Protests aren’t fake news Our view:
In dismissing ‘organized’ protest movements, Republicans are making the same mistake in 2017 that Democrats did in 2010
Rep. Andy Harris, the lone Republican in Maryland’s Congressional delegation, has chosen to hold a telephone town hall meeting rather than the in-person variety in part on the grounds that the protesters he anticipates would show up are “organized.” He’s not the only one to use the o-word as a means of suggesting that protests against the Trump administration and Republican Congress are the in-person version of fake news. Gov. Larry Hogan’s spokesman said his office deleted comments from the governor’s Facebook page and barred users from further commenting when they deemed them to be part of an “organized campaign.” Rep. James Sensenbrenner, a Wisconsin Republican, brushed off an angry crowd at a town hall meeting as “organized opposition by people who were on the losing side of the election.” A Republican official in California called the crowding of town hall meetings “an organized effort within the Democratic and progressive movement in this country to attempt to become the liberal equivalent of the tea party.” Newly confirmed Education Secretary Betsy DeVos said in an interview that the opposition to her confirmation did not consist of “spontaneous, genuine protests” but rather was “sponsored and very carefully planned.”
Mr. Harris went further, alleging that the protests against the repeal of the Affordable Care Act are being funded by George Soros, as a number of conspiracy-minded websites have done in an attempt to delegitimize the Women’s March and the protests against President Donald Trump’s immigration order. There is no question that Mr. Soros and his associated foundations have supported organizations that were involved in the Women’s March — Planned Parenthood, for example — but the notion that he is somehow ginning up opposition where there was none, or actually paying protesters to show up, as some sites allege, is not remotely borne out by the facts.
Thousands of Marylanders marched on Washington the day after Mr. Trump’s inauguration not because someone told them to but because they wanted their voices heard. People showed up at BWI-Thurgood Marshall International Airport the weekend after Mr. Trump announced his ban on refugees and travelers from seven Muslim-majority nations not because Mr. Soros paid them but because they wanted to make clear to the president and to the world that his action did not represent their values. Likewise, people showed up en masse at Congressional town hall meetings seven years ago to protest what would become the Affordable Care Act not because they were Republican Party plants but because they were actually upset.

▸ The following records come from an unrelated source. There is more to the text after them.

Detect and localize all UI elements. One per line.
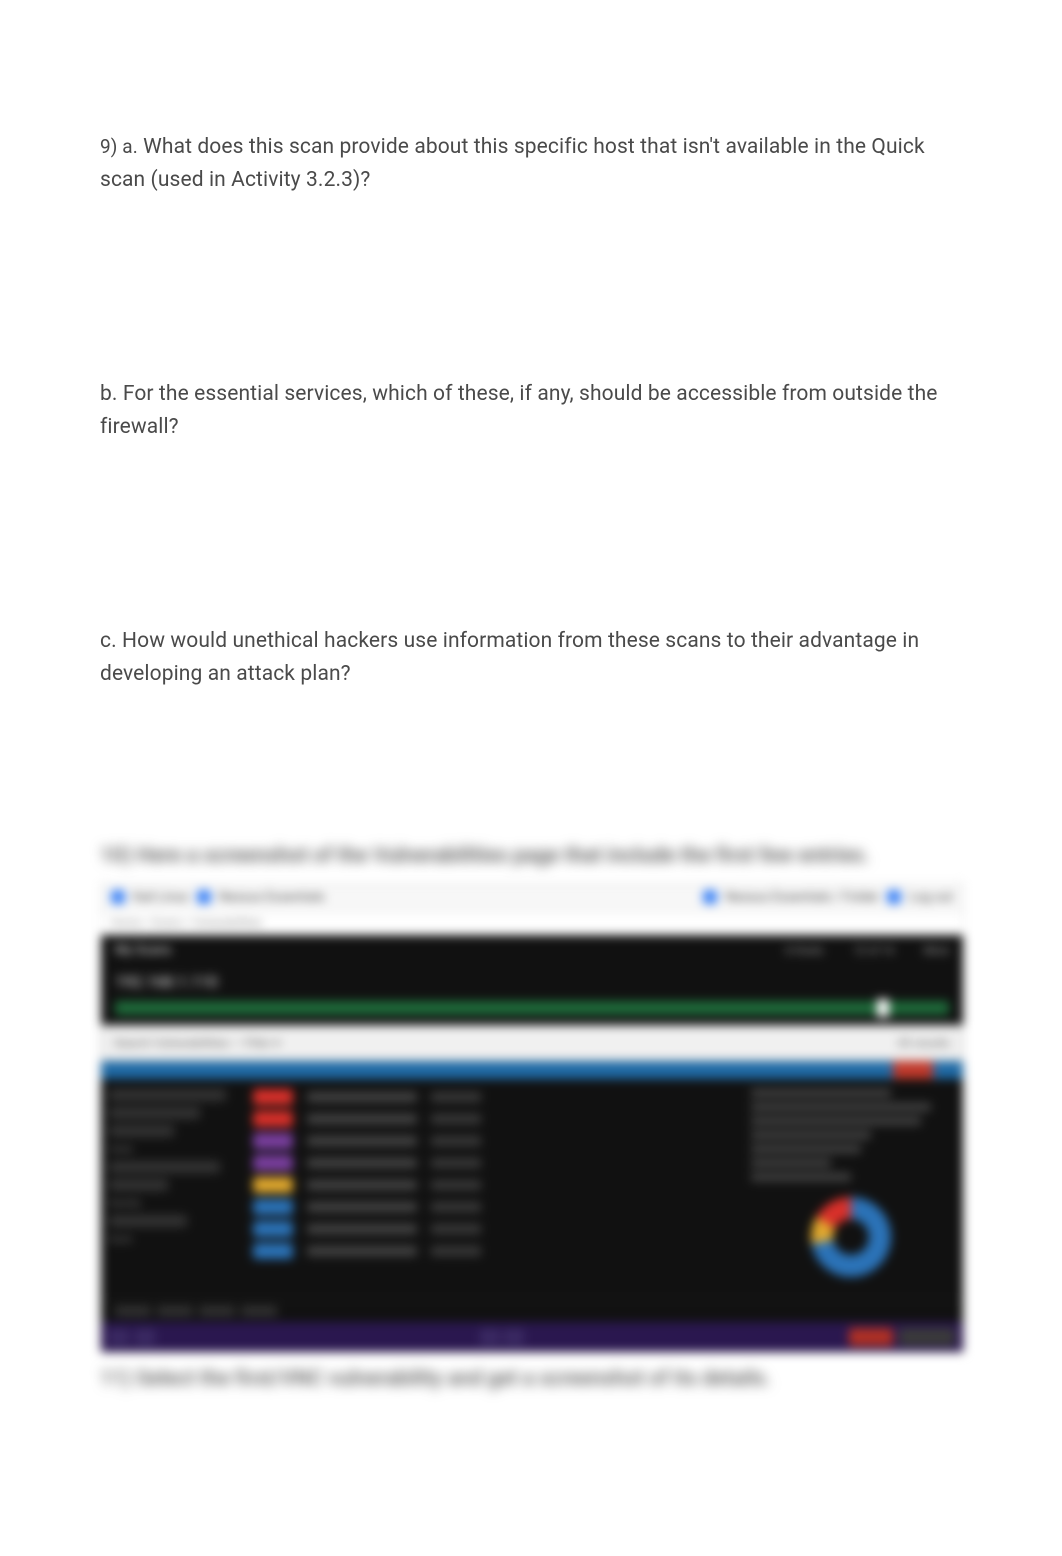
severity-summary-bar	[101, 1061, 963, 1079]
severity-critical-segment	[893, 1061, 933, 1079]
table-row[interactable]	[253, 1243, 733, 1259]
host-details-panel	[739, 1079, 963, 1299]
side-label-2: Score	[109, 1235, 239, 1245]
scan-tabbar: My Scans 6 Hosts 12 of 14 More	[101, 935, 963, 966]
scan-progress-bar	[115, 1001, 949, 1015]
severity-badge-info	[253, 1199, 293, 1215]
severity-badge-info	[253, 1243, 293, 1259]
logout-link[interactable]: Log out	[909, 890, 953, 905]
table-row[interactable]	[253, 1111, 733, 1127]
filter-count: 45 results	[897, 1036, 950, 1050]
taskbar-button[interactable]	[480, 1329, 500, 1345]
host-ip: 192.168.1.110	[115, 972, 218, 991]
side-label-0: Hosts	[109, 1145, 239, 1155]
brand-icon	[703, 890, 717, 904]
tab-meta-more[interactable]: More	[924, 944, 949, 957]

The concept of ordinary citizens organizing around a common goal has, bizarrely, been under assault by Republicans at least since Sarah Palin sneeringly observed at the 2008 Republican National Convention that being “a small-town mayor is sort of like a community organizer, except that you have actual responsibilities.” They seem to have forgotten Margaret Mead’s famous observation, “Never doubt that a small group of thoughtful, committed citizens can change the world; indeed, it's the only thing that ever has.” Abolitionists were organized. Suffragettes were organized. The labor movement was organized. The civil rights movement was organized. So are the tea party, the National Rifle Association and the March for Life. Do Republicans ignore them? Should King George III have ignored the Declaration of Independence as the product of an “organized campaign” — and one bearing the literal signature of a rich, liberal rabble-rouser to boot?
Elected officials can argue whether the fear or anger that drives protest movements is well grounded in fact — in-person town hall meetings are an excellent opportunity to do just that. But they can pretend it doesn’t exist at their peril, particularly when it’s well organized. Plenty of Democrats learned that the hard way in 2010.